NVIDIA-Genomics-Research / rapids-single-cell-examples

Examples of single-cell genomic analysis accelerated with RAPIDS
Apache License 2.0
318 stars 68 forks source link

rank_genes_groups fix #86

Closed Intron7 closed 1 year ago

Intron7 commented 2 years ago

Dear all,

I fixed the rank_genes_groups function. However I change quit a bit of the preprocessing e.g. masking from cupy to numpy. In the notebooks that I was able to test (so not the 1Million cell notebooks) this didn't negatively impact performance. I might have even sped it up a bit. However I don't know if this will be the case even for the 1 Million cells notebooks. So you might want to test this first before merging. I also changed the the input so that it now uses the adata object with a groupby variable that takes an .obs column. If you want me to I can also include GPU functions for diffusion maps and draw_graph (force atlas 2).

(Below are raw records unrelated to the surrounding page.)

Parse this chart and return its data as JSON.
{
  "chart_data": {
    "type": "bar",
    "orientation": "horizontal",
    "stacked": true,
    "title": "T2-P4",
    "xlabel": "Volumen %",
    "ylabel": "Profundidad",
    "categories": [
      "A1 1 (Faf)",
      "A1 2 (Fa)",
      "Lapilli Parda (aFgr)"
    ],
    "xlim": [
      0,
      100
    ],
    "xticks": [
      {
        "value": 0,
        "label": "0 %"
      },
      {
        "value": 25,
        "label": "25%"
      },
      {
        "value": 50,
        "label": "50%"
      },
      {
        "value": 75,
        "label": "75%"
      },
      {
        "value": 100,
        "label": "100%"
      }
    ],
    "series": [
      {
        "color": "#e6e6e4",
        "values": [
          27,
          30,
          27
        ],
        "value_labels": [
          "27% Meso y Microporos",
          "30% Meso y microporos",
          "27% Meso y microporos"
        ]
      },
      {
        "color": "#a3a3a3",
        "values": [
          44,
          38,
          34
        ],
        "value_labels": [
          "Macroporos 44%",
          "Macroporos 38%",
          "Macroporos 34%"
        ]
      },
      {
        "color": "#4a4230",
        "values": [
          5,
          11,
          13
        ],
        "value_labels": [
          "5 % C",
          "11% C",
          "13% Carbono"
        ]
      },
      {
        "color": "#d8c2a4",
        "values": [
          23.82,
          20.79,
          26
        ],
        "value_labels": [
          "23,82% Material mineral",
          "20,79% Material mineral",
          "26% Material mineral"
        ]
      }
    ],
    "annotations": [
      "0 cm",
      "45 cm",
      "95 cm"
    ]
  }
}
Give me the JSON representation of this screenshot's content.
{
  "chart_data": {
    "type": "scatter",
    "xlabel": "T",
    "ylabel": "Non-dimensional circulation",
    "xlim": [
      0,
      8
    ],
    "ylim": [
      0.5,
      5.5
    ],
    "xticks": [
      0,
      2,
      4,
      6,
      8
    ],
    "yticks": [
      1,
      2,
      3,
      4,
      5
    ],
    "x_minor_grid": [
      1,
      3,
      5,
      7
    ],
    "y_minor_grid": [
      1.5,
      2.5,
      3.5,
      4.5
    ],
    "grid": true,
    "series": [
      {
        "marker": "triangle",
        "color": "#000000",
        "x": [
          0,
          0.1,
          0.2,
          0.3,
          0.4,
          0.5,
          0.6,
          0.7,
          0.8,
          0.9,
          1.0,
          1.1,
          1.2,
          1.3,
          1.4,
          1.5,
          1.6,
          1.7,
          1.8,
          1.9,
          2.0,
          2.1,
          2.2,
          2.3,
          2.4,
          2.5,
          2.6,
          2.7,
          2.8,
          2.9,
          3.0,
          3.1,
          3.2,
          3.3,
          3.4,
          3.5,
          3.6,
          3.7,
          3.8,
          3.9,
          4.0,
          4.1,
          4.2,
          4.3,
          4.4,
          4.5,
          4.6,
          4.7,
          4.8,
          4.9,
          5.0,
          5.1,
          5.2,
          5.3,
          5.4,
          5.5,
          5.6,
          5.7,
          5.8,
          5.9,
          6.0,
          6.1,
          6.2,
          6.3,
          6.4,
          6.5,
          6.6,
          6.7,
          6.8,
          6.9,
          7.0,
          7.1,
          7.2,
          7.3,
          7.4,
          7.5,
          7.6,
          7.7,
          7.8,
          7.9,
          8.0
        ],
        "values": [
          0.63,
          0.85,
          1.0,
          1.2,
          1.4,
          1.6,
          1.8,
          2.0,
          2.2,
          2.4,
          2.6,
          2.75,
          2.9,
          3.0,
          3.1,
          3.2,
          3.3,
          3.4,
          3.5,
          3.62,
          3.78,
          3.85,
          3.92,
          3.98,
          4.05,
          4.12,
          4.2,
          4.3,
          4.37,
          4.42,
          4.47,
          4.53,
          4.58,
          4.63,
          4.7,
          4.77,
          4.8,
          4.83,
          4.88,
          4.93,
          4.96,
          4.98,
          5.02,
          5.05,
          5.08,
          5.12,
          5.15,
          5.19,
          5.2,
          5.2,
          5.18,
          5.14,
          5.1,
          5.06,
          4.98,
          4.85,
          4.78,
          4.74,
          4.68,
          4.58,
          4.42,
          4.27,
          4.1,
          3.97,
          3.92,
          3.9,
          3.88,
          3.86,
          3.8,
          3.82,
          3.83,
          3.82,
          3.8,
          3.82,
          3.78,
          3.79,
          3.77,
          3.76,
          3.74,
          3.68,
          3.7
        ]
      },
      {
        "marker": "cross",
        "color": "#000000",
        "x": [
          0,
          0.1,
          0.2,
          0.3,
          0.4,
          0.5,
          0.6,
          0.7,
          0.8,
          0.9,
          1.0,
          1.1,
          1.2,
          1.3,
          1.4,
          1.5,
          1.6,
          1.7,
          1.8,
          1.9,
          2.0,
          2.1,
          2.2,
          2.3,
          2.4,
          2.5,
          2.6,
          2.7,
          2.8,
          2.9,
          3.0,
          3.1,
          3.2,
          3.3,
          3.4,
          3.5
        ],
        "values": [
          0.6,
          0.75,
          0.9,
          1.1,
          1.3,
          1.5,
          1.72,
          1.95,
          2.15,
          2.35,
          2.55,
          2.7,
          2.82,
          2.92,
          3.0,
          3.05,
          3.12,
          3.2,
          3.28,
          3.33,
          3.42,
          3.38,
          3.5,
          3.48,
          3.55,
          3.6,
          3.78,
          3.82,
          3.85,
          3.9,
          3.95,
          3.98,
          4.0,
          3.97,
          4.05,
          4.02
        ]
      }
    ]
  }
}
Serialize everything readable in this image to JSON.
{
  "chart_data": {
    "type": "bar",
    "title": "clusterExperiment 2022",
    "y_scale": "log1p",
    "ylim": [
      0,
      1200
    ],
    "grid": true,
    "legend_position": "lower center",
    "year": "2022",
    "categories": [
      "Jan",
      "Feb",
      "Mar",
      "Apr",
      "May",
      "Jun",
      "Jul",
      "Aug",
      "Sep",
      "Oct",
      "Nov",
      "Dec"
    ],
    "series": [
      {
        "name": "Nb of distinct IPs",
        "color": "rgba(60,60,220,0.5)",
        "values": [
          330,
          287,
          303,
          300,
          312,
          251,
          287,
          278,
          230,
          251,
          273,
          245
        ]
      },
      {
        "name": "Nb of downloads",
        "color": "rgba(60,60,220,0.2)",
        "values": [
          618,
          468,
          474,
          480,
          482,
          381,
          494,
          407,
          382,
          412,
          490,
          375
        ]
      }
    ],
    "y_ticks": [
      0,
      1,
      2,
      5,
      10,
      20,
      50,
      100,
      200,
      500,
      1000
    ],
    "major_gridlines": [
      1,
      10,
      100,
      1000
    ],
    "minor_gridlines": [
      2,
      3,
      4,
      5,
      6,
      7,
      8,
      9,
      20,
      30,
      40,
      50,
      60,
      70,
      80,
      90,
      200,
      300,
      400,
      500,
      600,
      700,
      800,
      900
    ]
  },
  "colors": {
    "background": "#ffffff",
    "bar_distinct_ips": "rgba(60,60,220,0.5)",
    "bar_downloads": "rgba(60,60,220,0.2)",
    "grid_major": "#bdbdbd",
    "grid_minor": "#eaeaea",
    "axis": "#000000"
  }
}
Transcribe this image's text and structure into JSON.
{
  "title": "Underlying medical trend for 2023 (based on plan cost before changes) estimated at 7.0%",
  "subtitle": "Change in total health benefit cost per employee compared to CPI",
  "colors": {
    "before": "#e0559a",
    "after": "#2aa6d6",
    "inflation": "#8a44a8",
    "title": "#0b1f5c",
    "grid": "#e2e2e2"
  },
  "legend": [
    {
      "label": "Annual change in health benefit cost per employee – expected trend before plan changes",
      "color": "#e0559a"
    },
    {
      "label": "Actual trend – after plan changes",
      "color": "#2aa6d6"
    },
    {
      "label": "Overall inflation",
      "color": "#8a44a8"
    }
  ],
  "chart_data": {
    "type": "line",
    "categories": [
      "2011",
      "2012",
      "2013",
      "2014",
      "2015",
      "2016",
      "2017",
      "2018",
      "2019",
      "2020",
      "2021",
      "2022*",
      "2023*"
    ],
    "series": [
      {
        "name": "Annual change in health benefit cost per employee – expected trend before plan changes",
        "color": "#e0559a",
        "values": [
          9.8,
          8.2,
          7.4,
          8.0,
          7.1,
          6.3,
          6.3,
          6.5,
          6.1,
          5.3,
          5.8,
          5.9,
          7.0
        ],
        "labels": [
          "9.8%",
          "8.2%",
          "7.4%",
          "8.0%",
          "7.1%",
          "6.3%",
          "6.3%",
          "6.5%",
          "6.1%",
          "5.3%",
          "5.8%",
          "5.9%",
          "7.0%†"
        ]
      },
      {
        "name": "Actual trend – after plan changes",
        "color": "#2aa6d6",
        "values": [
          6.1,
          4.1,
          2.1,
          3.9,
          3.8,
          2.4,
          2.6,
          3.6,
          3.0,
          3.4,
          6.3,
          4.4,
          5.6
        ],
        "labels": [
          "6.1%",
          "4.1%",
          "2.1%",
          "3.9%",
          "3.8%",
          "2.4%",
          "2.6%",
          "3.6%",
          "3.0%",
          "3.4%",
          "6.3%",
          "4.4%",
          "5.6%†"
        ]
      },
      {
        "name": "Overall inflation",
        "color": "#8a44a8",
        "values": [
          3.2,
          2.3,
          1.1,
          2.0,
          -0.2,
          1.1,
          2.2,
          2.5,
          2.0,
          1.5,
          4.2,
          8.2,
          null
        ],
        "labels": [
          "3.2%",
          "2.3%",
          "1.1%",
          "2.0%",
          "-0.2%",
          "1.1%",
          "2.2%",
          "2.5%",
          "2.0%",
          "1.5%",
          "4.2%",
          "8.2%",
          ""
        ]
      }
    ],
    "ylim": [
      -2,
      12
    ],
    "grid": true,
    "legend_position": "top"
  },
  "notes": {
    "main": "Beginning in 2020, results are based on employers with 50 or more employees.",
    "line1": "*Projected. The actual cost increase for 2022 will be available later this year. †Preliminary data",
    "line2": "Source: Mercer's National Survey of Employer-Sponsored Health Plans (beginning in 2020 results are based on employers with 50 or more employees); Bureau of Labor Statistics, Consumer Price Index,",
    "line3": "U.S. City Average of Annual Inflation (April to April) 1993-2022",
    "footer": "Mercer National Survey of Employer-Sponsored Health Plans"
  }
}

Intron7 commented 2 years ago

I was just able to confirm that this version is a lot faster than the version in the newest release. On my A100 80GB It runs in 1m 4 sec vs 1m 51 sec. It also avoids some errors that are still present and in the publication.

cjnolet commented 1 year ago

@Intron7, I know it's been awhile since you've opened this PR. If you can fix the merge conflicts here then I'll give it a review.